The report, - titled "Political Sentiment and Predictable Returns," - based on past returns from 1939 to 2011, found that during that period, in years when an incumbent Democratic president was re-elected, stocks in certain sectors including health care, real estate and construction, out-performed the market by about 6.4 percent. Stocks in sectors such as mining, firearms, defense and tobacco underperformed the market average by about 0.8 percent per year after those elections.
"Given the results, a smart investor could actually hedge the market. In knowing which industries will do well, investors can identify a better mix for their portfolios," said Alok Kumar, Gabelli Asset Management Professor of Finance at the UM School of Business, who conducted the study with Jawad M. Addoum, also of the UM School of Business.

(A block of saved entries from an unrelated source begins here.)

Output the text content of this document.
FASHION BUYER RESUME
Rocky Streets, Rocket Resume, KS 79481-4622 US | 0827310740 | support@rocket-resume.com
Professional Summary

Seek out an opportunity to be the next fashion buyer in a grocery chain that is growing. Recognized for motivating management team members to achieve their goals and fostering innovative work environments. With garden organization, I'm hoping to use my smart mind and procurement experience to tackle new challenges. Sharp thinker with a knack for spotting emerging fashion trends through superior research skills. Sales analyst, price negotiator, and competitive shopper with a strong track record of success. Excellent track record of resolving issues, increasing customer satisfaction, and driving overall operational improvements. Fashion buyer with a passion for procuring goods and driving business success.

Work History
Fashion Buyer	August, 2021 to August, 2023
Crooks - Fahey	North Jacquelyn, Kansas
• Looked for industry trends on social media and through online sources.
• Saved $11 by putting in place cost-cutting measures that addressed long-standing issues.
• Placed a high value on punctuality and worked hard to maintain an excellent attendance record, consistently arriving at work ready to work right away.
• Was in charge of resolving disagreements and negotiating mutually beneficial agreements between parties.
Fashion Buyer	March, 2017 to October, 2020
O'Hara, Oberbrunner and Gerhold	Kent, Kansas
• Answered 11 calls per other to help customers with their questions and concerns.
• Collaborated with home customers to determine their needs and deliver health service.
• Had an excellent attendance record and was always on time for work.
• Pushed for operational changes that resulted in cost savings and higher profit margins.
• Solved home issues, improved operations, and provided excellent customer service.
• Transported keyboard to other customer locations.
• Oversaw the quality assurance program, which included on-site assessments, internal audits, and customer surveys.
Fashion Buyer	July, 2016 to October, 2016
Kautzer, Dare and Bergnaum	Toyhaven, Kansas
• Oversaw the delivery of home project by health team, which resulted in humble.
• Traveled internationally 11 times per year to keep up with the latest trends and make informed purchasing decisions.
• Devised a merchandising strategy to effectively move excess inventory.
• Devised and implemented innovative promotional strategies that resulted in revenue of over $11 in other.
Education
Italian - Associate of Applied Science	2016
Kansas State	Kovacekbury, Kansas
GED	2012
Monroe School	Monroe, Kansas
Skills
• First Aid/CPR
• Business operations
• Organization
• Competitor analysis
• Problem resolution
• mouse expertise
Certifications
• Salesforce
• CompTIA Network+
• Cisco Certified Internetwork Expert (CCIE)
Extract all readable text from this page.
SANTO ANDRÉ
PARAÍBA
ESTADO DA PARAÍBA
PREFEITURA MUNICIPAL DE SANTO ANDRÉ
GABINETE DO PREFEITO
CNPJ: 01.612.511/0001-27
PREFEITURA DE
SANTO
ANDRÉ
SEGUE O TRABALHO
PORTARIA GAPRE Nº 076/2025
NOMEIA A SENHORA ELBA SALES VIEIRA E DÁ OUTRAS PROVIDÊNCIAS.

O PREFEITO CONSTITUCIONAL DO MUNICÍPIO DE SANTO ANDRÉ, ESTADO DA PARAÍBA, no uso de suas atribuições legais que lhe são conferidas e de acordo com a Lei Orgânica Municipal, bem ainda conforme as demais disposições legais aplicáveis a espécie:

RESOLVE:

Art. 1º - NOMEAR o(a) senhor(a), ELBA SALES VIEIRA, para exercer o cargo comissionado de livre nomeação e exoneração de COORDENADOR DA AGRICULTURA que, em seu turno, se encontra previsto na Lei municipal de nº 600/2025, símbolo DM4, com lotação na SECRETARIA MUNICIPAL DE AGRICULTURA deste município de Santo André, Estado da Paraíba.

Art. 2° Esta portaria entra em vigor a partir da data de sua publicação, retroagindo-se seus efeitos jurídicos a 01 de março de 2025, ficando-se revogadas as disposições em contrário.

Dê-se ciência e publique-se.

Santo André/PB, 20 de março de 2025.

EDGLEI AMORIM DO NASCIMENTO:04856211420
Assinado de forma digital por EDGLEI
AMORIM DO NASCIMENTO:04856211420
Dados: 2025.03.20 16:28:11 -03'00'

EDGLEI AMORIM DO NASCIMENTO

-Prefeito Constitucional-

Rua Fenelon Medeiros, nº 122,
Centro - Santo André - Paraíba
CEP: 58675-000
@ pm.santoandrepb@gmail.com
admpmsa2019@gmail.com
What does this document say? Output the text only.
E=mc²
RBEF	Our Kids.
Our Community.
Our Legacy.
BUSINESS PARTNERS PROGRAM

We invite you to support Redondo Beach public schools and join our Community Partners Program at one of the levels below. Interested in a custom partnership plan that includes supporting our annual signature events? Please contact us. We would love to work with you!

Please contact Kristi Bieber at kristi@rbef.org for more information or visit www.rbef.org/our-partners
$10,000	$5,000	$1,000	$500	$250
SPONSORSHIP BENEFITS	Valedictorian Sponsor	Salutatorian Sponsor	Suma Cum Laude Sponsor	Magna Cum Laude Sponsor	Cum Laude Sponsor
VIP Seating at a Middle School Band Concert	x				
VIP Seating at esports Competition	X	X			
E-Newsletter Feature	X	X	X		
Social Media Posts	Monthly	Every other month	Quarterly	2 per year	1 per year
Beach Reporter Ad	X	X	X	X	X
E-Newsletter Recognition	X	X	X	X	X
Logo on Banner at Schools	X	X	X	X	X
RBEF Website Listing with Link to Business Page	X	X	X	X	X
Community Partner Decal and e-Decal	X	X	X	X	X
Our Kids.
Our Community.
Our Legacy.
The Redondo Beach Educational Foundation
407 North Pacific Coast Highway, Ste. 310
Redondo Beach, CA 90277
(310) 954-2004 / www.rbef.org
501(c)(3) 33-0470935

When a Republican president was re-elected in this same period, stocks in those sectors outperformed the market by about 5.3 percent, while health care, real estate and construction stocks underperformed the market by about 4.3 percent over the following year.
"Political Climate, Optimism, and Investment Decisions," - a second paper based on data from 1991 to 2002 by Kumar and Jeremy Page of Brigham Young University, predicts the re-election of President Obama will cause Democrats to make wiser investment decisions in the coming months while Republicans are more likely to make mistakes.
According to the study, when their preferred party is not in the White House, investors perceive greater market uncertainty. As a consequence, they hold more familiar, local stocks; pick active mutual funds with high fees; and trade more actively. Perhaps not surprisingly, based on the increased trading frequency, the performance of their portfolios suffers.